Interference from the MD of Resultant Images exacerbated a problem that already existed. The main hurdle in most multimedia projects is ensuring that a client’s expectations of the product are realistic. This crucial first step in the project seems to have been missed. Many multimedia projects are won on the basis of innovative and creative ideas. This is necessarily so, as making multimedia has much more in common with making art than it does with manufacturing a television set. However, it is essential that the direction and function of that art is clearly specified and communicated to the client.
It is common for multimedia projects to change substantially over their timeline. Managing client and MD-imposed change is the secret to success. Change is imposed for two main reasons. The first is almost always the result of a lack of understanding of the limitations of the technology by clients and managers. The second arises from a valid need to ensure customer (and MD) satisfaction. An educated customer with realistic expectations will generally impose little change on the project.
Multimedia design and development staff are invariably driven by a desire to do something that has not been done before. However, the first priority for every project should be to deliver a product that meets the client’s expectations on time, and at a profit. Large projects with extended timelines are not good candidates for a team to move outside their current abilities. In this sense the problems began when Resultant Images tendered for the project. All approaches to content to be included in tendered proposals should be known solutions or should be subjected to thorough trial before submission.
Once the team members found themselves in the position of potentially delivering a substandard product they should have focused on the positive components of the project and emphasised them.

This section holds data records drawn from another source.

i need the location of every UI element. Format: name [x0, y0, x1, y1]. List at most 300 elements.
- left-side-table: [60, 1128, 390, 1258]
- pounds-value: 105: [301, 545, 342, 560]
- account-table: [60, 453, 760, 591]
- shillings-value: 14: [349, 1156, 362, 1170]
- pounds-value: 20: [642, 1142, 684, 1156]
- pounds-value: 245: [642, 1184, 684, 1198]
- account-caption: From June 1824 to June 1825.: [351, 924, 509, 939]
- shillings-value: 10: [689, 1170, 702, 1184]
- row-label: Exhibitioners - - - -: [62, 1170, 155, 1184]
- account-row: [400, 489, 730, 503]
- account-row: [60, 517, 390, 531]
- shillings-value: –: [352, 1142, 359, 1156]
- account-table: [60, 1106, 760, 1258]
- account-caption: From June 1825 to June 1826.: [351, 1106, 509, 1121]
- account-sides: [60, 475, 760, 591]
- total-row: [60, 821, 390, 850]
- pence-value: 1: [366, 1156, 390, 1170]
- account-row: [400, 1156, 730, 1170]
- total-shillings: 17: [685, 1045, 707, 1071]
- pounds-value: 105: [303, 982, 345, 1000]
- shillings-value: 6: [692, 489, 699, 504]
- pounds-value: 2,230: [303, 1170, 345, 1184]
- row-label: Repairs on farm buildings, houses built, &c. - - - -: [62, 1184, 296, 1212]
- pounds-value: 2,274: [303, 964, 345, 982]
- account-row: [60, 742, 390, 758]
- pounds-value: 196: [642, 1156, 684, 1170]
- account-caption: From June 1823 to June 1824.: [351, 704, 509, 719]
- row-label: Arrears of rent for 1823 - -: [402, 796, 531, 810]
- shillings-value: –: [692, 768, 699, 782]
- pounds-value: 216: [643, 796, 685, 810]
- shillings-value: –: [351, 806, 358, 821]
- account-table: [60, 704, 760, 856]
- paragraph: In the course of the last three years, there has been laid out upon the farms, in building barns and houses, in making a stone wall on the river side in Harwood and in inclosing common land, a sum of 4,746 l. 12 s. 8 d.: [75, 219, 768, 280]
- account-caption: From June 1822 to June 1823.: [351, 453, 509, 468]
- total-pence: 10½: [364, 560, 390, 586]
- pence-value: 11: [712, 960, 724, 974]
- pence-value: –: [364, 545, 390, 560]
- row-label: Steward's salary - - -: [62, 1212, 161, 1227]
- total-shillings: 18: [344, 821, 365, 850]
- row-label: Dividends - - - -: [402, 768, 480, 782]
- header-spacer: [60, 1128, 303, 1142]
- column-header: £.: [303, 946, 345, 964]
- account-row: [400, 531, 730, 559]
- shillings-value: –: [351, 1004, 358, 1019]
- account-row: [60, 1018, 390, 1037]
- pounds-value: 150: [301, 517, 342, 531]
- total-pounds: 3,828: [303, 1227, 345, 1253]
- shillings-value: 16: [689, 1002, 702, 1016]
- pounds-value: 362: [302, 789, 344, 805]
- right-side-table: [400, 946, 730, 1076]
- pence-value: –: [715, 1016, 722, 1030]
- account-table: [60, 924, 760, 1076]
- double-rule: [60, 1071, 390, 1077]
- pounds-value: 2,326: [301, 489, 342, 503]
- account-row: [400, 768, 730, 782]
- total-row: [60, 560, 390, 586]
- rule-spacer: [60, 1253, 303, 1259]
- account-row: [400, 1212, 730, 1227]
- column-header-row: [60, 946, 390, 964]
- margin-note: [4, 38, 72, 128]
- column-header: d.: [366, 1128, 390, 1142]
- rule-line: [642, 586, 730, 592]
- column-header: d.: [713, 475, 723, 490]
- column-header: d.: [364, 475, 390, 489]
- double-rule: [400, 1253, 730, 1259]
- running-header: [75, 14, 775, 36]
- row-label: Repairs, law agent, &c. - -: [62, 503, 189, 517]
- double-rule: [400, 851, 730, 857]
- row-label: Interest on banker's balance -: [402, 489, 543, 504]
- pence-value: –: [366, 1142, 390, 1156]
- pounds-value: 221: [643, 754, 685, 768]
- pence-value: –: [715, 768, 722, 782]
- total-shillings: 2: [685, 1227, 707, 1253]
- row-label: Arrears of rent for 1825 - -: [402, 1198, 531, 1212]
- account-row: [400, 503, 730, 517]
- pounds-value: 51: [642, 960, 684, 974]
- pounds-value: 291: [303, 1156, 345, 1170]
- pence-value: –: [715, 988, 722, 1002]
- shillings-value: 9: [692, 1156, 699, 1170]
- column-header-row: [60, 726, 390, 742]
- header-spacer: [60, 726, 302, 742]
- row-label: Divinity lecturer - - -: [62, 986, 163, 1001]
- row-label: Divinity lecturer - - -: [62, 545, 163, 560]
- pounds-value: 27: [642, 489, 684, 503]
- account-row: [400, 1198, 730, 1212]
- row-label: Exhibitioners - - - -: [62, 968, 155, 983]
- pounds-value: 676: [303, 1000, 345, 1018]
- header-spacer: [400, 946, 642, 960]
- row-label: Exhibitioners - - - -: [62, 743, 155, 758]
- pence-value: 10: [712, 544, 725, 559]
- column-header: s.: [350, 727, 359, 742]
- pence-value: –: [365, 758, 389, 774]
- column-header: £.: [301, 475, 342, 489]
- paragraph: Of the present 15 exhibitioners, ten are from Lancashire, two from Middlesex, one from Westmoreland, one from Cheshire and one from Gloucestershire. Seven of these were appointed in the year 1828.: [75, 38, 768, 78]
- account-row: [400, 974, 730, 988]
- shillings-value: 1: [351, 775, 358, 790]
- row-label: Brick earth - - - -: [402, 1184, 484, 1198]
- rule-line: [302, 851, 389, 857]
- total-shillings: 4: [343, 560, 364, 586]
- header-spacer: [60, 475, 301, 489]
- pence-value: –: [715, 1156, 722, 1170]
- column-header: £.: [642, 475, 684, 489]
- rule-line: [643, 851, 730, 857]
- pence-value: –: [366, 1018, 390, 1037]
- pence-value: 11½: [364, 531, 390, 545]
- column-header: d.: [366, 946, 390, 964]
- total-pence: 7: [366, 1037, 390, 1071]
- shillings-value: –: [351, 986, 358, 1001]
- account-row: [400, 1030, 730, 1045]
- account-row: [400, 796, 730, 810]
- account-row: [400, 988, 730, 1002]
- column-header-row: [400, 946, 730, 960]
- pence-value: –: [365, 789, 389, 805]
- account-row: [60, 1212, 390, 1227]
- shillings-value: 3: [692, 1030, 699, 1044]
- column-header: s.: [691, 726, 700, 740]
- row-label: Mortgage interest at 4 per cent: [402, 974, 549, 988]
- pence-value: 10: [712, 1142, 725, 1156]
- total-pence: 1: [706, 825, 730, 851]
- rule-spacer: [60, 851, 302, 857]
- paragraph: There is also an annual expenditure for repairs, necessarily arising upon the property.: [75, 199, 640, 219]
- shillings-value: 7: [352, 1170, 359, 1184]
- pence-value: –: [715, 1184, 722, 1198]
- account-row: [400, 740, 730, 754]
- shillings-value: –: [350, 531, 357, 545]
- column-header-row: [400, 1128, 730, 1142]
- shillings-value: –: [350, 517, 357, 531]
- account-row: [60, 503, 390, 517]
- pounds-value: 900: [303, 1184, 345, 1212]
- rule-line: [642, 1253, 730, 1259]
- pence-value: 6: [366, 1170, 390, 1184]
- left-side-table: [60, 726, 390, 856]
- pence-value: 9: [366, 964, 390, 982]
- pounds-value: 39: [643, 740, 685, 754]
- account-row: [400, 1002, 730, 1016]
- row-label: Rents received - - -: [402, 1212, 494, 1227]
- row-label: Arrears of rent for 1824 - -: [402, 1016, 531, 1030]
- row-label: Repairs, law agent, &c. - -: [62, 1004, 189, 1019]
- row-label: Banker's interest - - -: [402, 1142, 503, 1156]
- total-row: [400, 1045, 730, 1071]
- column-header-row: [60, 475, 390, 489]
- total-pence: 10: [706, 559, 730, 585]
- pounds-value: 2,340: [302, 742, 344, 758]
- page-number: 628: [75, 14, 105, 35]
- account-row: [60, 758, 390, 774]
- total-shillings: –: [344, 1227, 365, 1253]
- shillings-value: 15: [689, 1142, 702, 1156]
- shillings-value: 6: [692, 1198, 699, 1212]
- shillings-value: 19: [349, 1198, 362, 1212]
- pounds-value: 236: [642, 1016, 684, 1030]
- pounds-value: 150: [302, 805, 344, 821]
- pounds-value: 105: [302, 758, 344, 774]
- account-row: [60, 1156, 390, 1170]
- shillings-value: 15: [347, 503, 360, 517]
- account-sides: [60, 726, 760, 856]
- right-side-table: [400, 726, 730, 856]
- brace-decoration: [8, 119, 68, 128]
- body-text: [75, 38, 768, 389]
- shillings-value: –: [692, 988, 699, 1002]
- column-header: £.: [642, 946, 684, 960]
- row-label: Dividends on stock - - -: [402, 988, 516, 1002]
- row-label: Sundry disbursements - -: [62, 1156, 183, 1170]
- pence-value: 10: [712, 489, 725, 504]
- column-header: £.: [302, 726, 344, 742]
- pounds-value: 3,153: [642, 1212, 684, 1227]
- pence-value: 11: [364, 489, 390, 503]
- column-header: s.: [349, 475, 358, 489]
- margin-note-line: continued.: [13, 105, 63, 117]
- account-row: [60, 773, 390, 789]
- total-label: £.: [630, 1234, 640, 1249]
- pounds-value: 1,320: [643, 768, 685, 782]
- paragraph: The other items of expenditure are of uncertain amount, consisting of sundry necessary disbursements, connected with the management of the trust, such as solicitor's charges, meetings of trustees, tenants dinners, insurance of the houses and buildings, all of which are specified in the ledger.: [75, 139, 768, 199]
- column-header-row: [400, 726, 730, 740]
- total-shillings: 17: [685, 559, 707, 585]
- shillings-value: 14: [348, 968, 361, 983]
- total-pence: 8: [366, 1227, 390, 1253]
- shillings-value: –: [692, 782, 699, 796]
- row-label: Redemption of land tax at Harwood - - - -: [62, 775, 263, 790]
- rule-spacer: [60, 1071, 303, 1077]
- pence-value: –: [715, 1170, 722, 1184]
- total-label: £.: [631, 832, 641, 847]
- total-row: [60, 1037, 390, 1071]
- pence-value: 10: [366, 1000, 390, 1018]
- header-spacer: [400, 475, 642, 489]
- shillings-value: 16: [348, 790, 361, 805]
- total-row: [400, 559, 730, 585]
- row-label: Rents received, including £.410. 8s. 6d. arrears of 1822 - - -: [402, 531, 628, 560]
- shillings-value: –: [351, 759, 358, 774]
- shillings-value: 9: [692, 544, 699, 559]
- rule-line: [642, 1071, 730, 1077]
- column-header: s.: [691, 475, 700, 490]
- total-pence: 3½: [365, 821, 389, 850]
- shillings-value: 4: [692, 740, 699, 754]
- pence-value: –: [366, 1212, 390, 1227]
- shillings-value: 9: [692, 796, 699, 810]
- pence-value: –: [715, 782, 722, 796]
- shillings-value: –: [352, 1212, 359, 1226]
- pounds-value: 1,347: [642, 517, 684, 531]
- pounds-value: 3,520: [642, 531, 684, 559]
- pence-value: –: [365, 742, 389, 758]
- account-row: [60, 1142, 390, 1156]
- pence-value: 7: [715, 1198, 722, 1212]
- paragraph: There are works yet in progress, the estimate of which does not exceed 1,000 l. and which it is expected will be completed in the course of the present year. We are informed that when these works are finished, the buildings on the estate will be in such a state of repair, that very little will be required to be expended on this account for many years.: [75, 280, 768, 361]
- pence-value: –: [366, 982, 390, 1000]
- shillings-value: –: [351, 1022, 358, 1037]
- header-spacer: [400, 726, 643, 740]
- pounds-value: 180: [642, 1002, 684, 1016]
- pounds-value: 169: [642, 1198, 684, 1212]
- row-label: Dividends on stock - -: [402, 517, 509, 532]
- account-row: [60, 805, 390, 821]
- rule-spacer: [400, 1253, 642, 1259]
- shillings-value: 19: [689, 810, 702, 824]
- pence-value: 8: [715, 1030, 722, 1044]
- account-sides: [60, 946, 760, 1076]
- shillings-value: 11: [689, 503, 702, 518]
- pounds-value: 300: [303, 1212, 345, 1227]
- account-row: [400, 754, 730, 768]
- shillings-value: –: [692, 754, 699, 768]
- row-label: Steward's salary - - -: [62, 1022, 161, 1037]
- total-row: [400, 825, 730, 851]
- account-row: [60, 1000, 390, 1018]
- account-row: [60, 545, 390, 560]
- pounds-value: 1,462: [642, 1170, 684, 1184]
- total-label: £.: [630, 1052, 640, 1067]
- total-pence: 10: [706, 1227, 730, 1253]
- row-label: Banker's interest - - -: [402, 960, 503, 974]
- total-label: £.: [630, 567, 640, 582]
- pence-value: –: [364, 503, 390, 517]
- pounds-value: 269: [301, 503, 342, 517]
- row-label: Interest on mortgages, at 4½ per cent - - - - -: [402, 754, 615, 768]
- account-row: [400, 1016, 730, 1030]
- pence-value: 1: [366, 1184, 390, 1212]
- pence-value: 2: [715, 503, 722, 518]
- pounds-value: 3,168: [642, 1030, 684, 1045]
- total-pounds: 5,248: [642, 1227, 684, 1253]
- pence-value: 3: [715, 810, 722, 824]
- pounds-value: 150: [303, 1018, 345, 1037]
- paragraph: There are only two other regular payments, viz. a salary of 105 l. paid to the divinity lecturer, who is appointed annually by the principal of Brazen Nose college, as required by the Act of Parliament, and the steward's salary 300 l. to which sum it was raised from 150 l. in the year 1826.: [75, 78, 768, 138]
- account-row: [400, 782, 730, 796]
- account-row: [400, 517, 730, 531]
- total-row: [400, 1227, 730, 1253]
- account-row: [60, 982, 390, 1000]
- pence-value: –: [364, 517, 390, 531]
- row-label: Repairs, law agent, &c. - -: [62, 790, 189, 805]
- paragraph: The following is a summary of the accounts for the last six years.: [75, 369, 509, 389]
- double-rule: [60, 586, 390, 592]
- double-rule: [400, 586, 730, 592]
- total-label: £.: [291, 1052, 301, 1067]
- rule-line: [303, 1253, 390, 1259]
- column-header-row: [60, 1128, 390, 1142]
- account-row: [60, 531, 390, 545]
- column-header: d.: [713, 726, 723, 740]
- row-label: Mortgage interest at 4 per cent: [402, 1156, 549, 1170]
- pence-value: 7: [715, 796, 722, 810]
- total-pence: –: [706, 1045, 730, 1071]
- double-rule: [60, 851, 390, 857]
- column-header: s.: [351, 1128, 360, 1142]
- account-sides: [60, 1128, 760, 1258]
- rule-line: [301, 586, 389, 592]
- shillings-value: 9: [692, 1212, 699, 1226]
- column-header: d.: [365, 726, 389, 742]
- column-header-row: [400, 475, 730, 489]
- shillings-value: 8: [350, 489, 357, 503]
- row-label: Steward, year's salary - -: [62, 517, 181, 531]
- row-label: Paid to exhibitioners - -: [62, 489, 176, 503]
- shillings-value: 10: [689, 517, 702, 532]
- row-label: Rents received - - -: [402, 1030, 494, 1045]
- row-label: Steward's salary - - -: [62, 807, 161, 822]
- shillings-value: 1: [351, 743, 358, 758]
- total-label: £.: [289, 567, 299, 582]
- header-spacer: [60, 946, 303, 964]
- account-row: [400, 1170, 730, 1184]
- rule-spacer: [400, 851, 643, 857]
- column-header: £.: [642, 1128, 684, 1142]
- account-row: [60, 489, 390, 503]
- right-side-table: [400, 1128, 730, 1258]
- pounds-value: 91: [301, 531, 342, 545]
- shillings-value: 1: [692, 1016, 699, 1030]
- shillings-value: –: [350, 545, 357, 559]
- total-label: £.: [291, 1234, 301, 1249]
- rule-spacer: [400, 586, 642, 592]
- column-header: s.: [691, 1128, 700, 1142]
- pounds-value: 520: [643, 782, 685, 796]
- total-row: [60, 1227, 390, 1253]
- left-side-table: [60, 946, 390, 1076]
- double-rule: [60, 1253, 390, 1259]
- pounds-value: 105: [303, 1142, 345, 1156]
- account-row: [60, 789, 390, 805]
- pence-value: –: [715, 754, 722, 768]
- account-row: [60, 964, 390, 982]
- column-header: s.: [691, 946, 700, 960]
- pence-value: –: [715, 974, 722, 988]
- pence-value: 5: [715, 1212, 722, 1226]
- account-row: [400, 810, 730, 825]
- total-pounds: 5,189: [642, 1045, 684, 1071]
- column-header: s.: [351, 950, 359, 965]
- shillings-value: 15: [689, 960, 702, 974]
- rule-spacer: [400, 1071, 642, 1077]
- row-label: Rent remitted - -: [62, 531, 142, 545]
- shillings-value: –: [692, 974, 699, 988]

Often six programmers are better than one, and bringing their collective ideas together will almost certainly result in improvements. Managing this process requires great team-management skill as well an ability to speak the same language as the programming staff. It is essential to remember that multimedia development tends to be the domain of two types of people: failed artists who know how to code, and failed programmers who know how to draw.
Successful multimedia projects – those that meet everybody’s expectations as well as actually working – are invariably produced in close-knit team environments in which everyone involved has creative and functional input.
The long-term option for Resultant Images is to master the technology or die. Mastering the technology means not re-inventing the wheel, and ensuring that every project is developed from a base of at least 70% tried-and-tested technical solutions used with flare and imagination.
Management should also recognise that there is substantial risk in taking on long-term projects in an environment of extreme technical flux and changing client expectations. Although large projects seem lucrative, they are often the projects that come to market looking old and mundane. A small organisation ought not to try matching the game-development sector in terms of budget; quality corporate and educational multimedia does not have to look or behave like the latest 3D game. A product can be innovative and effective even though it relies on existing development approaches.
Resultant Images should consider the implementation of a procedural system to manage the multimedia development process. The procedures need to cover specification documentation – encouraging client involvement, sign-off and milestones, beta testing and quality assurance. By spending more time holding clients hands through the design and development process, Resultant Images will find that its own, and its clients, expectations are more realistic.